Data shows the type of religion people identify with often dictates which “side” they fall on politically and who they will vote for in every election — no matter who the candidates might be.

For example, a 2014 national study showed Mormons were “the most heavily Republican-learning religious group in the U.S.” Likewise, nearly all of those who identified as Evangelical in their religion also had strong affiliations with the Republican Party. On the other side, members of historically Black churches, as well as Americans who identified as Jewish, Agnostic, Muslim, Hindu, Buddhist, Atheist and Unitarian Universalist were far more likely to belong to the Democratic Party.

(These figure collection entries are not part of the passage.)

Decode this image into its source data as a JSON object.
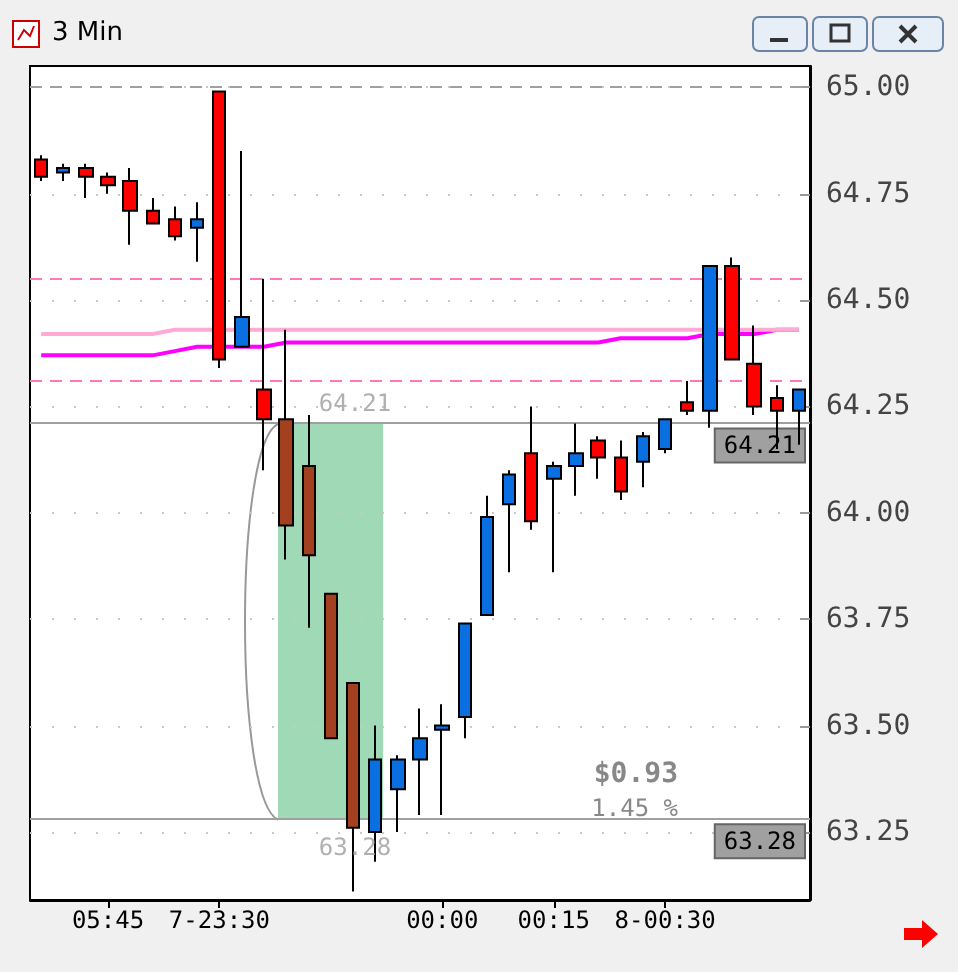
{
  "chart_data": {
    "type": "candlestick",
    "title": "3 Min",
    "categories": [
      null,
      null,
      null,
      "05:45",
      null,
      null,
      null,
      null,
      "7-23:30",
      null,
      null,
      null,
      null,
      null,
      null,
      null,
      null,
      null,
      "00:00",
      null,
      null,
      null,
      null,
      "00:15",
      null,
      null,
      null,
      null,
      "8-00:30",
      null,
      null,
      null,
      null,
      null,
      null
    ],
    "ohlc": [
      [
        64.83,
        64.84,
        64.78,
        64.79
      ],
      [
        64.8,
        64.82,
        64.78,
        64.81
      ],
      [
        64.81,
        64.82,
        64.74,
        64.79
      ],
      [
        64.79,
        64.8,
        64.75,
        64.77
      ],
      [
        64.78,
        64.81,
        64.63,
        64.71
      ],
      [
        64.71,
        64.74,
        64.68,
        64.68
      ],
      [
        64.69,
        64.72,
        64.64,
        64.65
      ],
      [
        64.67,
        64.73,
        64.59,
        64.69
      ],
      [
        64.99,
        64.99,
        64.34,
        64.36
      ],
      [
        64.39,
        64.85,
        64.39,
        64.46
      ],
      [
        64.29,
        64.55,
        64.1,
        64.22
      ],
      [
        64.22,
        64.43,
        63.89,
        63.97
      ],
      [
        64.11,
        64.23,
        63.73,
        63.9
      ],
      [
        63.81,
        63.81,
        63.47,
        63.47
      ],
      [
        63.6,
        63.6,
        63.11,
        63.26
      ],
      [
        63.25,
        63.5,
        63.18,
        63.42
      ],
      [
        63.35,
        63.43,
        63.25,
        63.42
      ],
      [
        63.42,
        63.54,
        63.29,
        63.47
      ],
      [
        63.49,
        63.55,
        63.29,
        63.5
      ],
      [
        63.52,
        63.74,
        63.47,
        63.74
      ],
      [
        63.76,
        64.04,
        63.76,
        63.99
      ],
      [
        64.02,
        64.1,
        63.86,
        64.09
      ],
      [
        64.14,
        64.25,
        63.96,
        63.98
      ],
      [
        64.08,
        64.12,
        63.86,
        64.11
      ],
      [
        64.11,
        64.21,
        64.04,
        64.14
      ],
      [
        64.17,
        64.18,
        64.08,
        64.13
      ],
      [
        64.13,
        64.17,
        64.03,
        64.05
      ],
      [
        64.12,
        64.19,
        64.06,
        64.18
      ],
      [
        64.15,
        64.22,
        64.14,
        64.22
      ],
      [
        64.26,
        64.31,
        64.23,
        64.24
      ],
      [
        64.24,
        64.58,
        64.2,
        64.58
      ],
      [
        64.58,
        64.6,
        64.36,
        64.36
      ],
      [
        64.35,
        64.44,
        64.23,
        64.25
      ],
      [
        64.27,
        64.3,
        64.15,
        64.24
      ],
      [
        64.24,
        64.29,
        64.16,
        64.29
      ]
    ],
    "colors": [
      "#ff0000",
      "#0a6fe0",
      "#ff0000",
      "#ff0000",
      "#ff0000",
      "#ff0000",
      "#ff0000",
      "#0a6fe0",
      "#ff0000",
      "#0a6fe0",
      "#ff0000",
      "#a2401f",
      "#a2401f",
      "#a2401f",
      "#a2401f",
      "#0a6fe0",
      "#0a6fe0",
      "#0a6fe0",
      "#0a6fe0",
      "#0a6fe0",
      "#0a6fe0",
      "#0a6fe0",
      "#ff0000",
      "#0a6fe0",
      "#0a6fe0",
      "#ff0000",
      "#ff0000",
      "#0a6fe0",
      "#0a6fe0",
      "#ff0000",
      "#0a6fe0",
      "#ff0000",
      "#ff0000",
      "#ff0000",
      "#0a6fe0"
    ],
    "series": [
      {
        "type": "line",
        "color": "#ff00ff",
        "values": [
          64.37,
          64.37,
          64.37,
          64.37,
          64.37,
          64.37,
          64.38,
          64.39,
          64.39,
          64.39,
          64.39,
          64.4,
          64.4,
          64.4,
          64.4,
          64.4,
          64.4,
          64.4,
          64.4,
          64.4,
          64.4,
          64.4,
          64.4,
          64.4,
          64.4,
          64.4,
          64.41,
          64.41,
          64.41,
          64.41,
          64.42,
          64.42,
          64.42,
          64.43,
          64.43
        ]
      },
      {
        "type": "line",
        "color": "#ffaad4",
        "values": [
          64.42,
          64.42,
          64.42,
          64.42,
          64.42,
          64.42,
          64.43,
          64.43,
          64.43,
          64.43,
          64.43,
          64.43,
          64.43,
          64.43,
          64.43,
          64.43,
          64.43,
          64.43,
          64.43,
          64.43,
          64.43,
          64.43,
          64.43,
          64.43,
          64.43,
          64.43,
          64.43,
          64.43,
          64.43,
          64.43,
          64.43,
          64.43,
          64.43,
          64.43,
          64.43
        ]
      }
    ],
    "ylim": [
      63.09,
      65.05
    ],
    "yticks": [
      {
        "value": 63.25,
        "label": "63.25"
      },
      {
        "value": 63.5,
        "label": "63.50"
      },
      {
        "value": 63.75,
        "label": "63.75"
      },
      {
        "value": 64,
        "label": "64.00"
      },
      {
        "value": 64.25,
        "label": "64.25"
      },
      {
        "value": 64.5,
        "label": "64.50"
      },
      {
        "value": 64.75,
        "label": "64.75"
      },
      {
        "value": 65,
        "label": "65.00"
      }
    ],
    "ref_lines": [
      {
        "axis": "y",
        "value": 65.0,
        "label": null,
        "color": "#a0a0a0",
        "line_style": "dashed"
      },
      {
        "axis": "y",
        "value": 64.55,
        "label": null,
        "color": "#ff77bb",
        "line_style": "dashed"
      },
      {
        "axis": "y",
        "value": 64.31,
        "label": null,
        "color": "#ff77bb",
        "line_style": "dashed"
      },
      {
        "axis": "y",
        "value": 64.21,
        "label": "64.21",
        "color": "#a0a0a0",
        "line_style": "solid"
      },
      {
        "axis": "y",
        "value": 63.28,
        "label": "63.28",
        "color": "#a0a0a0",
        "line_style": "solid"
      }
    ],
    "annotations": [
      {
        "text": "64.21",
        "y": 64.21
      },
      {
        "text": "63.28",
        "y": 63.28
      },
      "$0.93",
      "1.45 %"
    ],
    "grid": true
  }
}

As anyone who frequents city council meetings knows, one of the greatest things about local governments is the fact that officials, who often come from deeply divided political backgrounds, are forced to listen to other points of view and try to find common ground that advances the greater good of their community. There is a good reason why these positions are, and should remain, nonpartisan.

The challenge in today’s deeply divided landscape is how we all — local journalists, elected officials, trusted religious leaders, educators, etc. — might promote the importance of voting for city council, school board and mayoral candidates based not on which party they prefer but on what they might actually be able to accomplish as an elected official.

Our first question for local candidates should never be: “Are you left or right?” but rather, “What specific actions will you take to bring the community together instead of adding to the divide?”